Saturday, January 2, 2010

2010

     This year is going to be crucial in the rest of my life. I have so many decisions to make, so many roads to travel, and so many goals to be accomplished. My actions in the months to come will either be my true beginning, or the beginning of the end.
     I have lost my way over the last few years. I have kept dreams only close enough to realize, but always far enough away to never reach them. I have allowed my compassion and love for those around me to cloud my judgement and made some choices that weren't necessarily wrong, but certainly weren't right.

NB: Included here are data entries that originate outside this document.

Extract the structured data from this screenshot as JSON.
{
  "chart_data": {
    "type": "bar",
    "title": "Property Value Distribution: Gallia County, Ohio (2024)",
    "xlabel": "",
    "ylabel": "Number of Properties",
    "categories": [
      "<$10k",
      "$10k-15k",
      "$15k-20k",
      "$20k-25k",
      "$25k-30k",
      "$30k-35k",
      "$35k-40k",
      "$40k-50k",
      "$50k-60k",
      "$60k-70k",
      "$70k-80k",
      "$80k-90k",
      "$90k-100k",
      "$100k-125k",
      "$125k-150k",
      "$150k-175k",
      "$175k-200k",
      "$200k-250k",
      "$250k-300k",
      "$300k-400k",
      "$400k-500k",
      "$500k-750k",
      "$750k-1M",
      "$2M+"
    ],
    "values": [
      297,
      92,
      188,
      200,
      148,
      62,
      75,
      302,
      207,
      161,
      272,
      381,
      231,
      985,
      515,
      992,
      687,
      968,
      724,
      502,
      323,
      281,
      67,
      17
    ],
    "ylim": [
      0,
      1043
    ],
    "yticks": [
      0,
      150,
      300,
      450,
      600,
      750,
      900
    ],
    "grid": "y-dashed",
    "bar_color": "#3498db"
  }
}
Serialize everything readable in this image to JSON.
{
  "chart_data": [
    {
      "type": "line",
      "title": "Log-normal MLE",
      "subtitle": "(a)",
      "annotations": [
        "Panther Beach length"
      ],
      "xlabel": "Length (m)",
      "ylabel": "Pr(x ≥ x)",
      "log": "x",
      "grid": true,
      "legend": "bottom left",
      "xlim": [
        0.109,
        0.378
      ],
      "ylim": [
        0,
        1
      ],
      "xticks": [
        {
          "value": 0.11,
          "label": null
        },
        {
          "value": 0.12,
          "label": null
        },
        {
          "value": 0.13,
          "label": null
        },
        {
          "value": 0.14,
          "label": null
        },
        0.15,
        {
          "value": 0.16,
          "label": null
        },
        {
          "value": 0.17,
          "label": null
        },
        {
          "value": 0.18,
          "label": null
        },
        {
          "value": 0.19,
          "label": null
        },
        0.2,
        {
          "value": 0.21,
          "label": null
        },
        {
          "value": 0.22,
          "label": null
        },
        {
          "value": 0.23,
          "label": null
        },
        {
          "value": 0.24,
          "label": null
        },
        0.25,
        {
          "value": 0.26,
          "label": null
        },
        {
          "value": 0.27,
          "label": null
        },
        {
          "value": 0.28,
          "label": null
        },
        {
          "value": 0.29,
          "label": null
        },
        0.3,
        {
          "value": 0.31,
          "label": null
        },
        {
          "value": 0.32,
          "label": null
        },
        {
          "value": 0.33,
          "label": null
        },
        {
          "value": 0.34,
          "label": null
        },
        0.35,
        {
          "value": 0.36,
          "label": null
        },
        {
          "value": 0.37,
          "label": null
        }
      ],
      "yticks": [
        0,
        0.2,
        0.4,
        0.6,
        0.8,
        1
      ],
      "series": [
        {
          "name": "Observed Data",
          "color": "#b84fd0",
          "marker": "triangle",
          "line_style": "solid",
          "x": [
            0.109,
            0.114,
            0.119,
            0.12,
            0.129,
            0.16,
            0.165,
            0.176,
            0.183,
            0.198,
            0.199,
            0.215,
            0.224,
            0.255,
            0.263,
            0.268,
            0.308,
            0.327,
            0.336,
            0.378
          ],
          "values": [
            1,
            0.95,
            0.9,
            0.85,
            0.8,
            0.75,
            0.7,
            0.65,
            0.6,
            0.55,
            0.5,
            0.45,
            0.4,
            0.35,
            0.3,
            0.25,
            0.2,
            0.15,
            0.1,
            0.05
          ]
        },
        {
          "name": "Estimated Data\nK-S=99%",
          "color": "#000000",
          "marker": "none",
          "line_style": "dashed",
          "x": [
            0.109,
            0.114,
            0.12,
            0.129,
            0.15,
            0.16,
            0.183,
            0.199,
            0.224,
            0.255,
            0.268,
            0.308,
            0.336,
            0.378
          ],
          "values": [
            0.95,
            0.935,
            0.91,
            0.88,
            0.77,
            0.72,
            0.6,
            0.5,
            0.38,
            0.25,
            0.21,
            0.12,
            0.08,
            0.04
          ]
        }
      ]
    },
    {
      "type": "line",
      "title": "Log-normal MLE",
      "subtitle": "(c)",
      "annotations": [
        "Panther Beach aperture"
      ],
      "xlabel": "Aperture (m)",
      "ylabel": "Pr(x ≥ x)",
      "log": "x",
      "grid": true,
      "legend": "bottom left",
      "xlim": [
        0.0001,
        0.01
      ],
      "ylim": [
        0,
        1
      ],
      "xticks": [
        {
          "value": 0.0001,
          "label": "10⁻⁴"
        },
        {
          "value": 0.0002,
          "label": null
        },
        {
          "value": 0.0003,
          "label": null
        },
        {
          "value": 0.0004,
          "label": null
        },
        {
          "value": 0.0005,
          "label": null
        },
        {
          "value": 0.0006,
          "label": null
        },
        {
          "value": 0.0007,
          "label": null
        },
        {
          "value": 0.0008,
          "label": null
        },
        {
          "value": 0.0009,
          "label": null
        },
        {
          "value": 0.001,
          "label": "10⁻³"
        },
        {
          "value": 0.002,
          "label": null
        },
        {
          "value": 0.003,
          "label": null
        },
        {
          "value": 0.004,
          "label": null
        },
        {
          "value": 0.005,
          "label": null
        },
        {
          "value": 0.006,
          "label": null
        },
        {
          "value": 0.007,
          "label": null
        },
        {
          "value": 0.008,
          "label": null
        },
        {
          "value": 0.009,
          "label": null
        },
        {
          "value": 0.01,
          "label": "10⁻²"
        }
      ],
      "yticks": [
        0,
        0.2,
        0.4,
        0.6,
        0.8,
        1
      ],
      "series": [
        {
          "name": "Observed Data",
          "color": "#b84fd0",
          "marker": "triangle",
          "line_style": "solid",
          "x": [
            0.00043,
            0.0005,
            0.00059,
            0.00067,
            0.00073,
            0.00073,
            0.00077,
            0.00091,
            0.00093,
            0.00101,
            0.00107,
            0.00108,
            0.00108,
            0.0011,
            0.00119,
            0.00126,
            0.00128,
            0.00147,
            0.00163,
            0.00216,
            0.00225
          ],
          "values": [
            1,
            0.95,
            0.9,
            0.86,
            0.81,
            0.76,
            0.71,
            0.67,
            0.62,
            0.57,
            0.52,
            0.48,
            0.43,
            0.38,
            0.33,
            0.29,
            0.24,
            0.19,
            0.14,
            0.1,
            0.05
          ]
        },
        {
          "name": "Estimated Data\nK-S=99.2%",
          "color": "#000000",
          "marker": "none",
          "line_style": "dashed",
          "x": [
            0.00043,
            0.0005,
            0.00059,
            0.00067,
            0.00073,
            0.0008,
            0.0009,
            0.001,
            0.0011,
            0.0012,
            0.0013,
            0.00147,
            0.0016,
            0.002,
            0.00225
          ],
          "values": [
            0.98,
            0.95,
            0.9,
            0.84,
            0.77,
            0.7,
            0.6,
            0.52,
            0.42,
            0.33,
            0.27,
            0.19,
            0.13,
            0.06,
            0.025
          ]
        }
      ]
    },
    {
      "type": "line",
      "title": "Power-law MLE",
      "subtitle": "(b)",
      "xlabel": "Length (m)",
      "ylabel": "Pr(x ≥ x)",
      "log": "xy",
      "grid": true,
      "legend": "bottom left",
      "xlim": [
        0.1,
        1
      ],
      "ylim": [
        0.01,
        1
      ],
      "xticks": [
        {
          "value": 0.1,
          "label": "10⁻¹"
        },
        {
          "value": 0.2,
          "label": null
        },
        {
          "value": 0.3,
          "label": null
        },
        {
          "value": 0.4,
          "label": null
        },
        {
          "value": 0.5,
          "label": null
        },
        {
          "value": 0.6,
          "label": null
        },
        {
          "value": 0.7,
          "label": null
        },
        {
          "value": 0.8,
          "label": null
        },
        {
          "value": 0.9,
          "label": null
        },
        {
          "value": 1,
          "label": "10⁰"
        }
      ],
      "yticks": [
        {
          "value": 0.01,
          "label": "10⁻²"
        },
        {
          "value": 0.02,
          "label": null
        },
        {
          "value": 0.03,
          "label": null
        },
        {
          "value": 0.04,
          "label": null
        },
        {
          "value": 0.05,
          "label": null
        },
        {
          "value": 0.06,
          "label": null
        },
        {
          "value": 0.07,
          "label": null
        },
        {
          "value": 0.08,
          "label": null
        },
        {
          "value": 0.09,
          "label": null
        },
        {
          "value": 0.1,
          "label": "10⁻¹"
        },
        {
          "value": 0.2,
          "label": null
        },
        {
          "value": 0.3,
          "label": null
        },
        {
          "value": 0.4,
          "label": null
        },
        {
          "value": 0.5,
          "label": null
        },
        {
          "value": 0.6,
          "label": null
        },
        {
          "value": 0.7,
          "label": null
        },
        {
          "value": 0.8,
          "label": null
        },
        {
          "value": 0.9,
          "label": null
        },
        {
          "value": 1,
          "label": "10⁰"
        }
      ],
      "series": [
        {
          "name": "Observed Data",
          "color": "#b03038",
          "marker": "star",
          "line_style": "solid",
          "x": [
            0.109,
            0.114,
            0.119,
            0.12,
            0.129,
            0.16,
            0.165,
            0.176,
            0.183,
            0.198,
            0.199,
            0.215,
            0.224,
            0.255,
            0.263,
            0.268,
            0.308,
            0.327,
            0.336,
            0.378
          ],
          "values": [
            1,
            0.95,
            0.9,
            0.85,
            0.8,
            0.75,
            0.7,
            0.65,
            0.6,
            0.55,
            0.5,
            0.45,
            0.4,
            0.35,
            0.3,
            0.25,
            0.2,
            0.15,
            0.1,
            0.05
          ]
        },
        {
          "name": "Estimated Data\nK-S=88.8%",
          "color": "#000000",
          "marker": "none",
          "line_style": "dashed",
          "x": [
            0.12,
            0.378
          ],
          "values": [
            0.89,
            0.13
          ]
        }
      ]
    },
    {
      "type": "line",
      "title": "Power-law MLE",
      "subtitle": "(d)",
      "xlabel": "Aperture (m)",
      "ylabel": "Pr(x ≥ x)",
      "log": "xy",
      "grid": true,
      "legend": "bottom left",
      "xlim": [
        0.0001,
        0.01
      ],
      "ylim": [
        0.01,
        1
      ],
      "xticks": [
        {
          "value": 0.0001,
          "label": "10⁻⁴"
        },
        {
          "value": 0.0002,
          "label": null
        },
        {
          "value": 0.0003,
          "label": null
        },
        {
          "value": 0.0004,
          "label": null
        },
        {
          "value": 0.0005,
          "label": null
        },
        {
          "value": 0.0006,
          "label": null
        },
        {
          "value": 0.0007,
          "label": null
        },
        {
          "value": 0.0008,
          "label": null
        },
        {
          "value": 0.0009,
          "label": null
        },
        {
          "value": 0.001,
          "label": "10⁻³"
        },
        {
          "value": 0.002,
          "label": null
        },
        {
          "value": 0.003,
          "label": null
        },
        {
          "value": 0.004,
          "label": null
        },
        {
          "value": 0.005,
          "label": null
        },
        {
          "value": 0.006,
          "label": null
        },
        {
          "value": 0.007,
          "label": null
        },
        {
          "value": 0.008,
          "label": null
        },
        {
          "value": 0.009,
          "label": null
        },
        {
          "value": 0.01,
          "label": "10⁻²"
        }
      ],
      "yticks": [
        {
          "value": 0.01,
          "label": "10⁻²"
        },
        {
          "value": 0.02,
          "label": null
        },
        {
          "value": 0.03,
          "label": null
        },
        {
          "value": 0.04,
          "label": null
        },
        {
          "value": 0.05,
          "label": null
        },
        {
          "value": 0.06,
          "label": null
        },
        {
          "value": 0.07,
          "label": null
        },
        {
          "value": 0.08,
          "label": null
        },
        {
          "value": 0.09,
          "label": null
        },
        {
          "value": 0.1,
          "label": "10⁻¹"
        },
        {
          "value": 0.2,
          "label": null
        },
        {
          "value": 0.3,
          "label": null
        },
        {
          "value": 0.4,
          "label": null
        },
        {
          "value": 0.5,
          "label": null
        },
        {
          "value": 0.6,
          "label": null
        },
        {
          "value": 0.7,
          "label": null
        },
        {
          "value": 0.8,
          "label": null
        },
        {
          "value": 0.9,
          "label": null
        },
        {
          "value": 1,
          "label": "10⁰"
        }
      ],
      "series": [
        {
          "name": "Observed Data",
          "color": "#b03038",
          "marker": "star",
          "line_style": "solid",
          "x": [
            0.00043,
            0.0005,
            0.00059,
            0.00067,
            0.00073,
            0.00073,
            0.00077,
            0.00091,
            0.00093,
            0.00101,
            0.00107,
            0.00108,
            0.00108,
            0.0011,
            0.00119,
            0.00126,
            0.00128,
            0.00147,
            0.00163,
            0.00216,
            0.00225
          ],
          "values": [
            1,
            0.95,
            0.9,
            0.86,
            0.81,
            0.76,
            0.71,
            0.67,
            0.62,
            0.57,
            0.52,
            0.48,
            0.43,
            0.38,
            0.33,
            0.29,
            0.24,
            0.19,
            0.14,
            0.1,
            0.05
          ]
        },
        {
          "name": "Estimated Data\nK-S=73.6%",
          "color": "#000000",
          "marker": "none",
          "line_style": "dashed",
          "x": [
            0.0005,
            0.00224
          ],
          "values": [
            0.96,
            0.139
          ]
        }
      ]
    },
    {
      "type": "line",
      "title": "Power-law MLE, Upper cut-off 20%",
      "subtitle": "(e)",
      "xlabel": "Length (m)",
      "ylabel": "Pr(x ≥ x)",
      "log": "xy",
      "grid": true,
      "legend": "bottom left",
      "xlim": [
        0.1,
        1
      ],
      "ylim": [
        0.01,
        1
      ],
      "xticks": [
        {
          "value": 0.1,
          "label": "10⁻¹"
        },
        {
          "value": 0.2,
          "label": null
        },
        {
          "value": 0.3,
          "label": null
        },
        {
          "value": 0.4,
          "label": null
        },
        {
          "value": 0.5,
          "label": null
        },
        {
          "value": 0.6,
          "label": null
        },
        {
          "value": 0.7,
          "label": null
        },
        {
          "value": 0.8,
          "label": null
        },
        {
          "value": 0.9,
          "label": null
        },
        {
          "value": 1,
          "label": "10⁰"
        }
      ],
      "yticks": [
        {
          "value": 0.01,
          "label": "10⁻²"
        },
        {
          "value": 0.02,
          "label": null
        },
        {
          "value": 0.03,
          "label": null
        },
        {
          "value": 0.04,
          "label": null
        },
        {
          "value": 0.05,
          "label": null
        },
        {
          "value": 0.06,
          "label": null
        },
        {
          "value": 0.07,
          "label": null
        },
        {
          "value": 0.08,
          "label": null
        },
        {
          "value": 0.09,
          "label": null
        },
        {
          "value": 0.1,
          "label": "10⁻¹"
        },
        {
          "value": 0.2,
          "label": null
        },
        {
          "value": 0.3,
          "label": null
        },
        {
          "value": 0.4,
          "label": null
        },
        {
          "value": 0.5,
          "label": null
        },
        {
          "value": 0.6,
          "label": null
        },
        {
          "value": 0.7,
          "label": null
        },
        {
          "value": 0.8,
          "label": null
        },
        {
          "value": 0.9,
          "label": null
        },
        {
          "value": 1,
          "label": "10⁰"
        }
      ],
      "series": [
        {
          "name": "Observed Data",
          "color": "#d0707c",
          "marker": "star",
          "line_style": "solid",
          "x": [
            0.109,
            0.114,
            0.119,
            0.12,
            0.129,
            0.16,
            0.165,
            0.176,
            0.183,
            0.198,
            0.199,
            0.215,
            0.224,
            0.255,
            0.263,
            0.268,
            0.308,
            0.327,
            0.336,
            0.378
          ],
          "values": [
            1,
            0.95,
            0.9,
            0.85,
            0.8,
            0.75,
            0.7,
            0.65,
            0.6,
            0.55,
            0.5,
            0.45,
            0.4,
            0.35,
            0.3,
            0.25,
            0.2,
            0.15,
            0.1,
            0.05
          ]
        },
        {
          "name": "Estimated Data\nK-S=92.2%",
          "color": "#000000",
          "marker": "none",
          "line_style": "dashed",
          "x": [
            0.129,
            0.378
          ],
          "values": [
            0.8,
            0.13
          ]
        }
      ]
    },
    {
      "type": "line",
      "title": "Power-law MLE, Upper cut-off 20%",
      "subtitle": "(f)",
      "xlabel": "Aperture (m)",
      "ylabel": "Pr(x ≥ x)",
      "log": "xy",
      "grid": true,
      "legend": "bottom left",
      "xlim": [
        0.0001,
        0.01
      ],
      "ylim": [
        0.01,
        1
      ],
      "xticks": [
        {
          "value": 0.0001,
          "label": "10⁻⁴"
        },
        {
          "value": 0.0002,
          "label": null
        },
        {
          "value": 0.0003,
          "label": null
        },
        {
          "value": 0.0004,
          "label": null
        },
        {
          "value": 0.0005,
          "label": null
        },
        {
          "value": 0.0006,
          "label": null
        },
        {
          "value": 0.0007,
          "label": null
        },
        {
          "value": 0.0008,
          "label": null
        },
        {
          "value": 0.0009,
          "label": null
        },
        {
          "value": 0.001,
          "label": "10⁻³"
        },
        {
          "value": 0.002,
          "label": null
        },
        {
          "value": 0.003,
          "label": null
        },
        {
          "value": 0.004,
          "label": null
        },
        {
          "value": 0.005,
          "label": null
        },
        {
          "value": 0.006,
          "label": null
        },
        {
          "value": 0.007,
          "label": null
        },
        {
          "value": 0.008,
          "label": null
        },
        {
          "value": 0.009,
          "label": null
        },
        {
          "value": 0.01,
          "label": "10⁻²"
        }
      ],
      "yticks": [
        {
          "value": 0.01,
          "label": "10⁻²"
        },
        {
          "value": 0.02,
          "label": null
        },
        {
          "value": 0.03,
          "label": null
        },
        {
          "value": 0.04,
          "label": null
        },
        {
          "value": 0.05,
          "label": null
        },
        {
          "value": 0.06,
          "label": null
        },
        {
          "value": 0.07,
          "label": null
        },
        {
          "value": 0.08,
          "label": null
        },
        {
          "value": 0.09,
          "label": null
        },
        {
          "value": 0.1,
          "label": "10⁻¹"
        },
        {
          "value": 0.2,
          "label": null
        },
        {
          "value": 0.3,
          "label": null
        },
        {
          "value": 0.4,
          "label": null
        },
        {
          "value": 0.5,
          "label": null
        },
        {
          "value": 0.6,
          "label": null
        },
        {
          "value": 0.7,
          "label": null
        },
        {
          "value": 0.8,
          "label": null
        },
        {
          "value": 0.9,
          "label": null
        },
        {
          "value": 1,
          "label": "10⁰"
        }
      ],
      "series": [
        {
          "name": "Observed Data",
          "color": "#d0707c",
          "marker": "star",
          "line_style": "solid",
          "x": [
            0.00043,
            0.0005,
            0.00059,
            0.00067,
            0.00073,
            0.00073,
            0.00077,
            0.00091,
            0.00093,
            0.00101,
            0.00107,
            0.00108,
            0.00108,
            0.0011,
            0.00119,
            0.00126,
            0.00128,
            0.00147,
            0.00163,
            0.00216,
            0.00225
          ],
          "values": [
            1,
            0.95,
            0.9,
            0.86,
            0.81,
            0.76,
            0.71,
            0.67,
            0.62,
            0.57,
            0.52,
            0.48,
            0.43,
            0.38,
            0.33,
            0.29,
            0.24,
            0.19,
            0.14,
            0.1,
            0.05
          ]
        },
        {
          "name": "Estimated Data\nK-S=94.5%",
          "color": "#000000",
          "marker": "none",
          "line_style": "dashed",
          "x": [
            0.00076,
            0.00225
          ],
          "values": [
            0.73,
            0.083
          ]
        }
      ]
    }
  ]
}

     Maybe it's soul-searching I need. I have some sort of inner turmoil I have acknowledged for years, but never addressed specifically, and like sweeping dust under the rug, no one else sees it, but I know it's there. So there it lies in wait, emitting it's own energy and gravitational pull, dragging others with cleverly camouflaged injuries into my presence. They have revealed themselves as partners, friends, acquaintances, or even a stranger at a bar. And try as I might, I can never fix them. I have such a desire to help other people and show them the light in their own eyes, but I can't see mine anymore.
     My heart needs cleansing. My soul needs refreshed. My mind needs peace. My body needs rest. I need to find my 'reset' button. That's what I intend to accomplish this year, a fresh start. Where will that take me? I have absolutely no idea. But I'm overdue for a good road trip, anyway.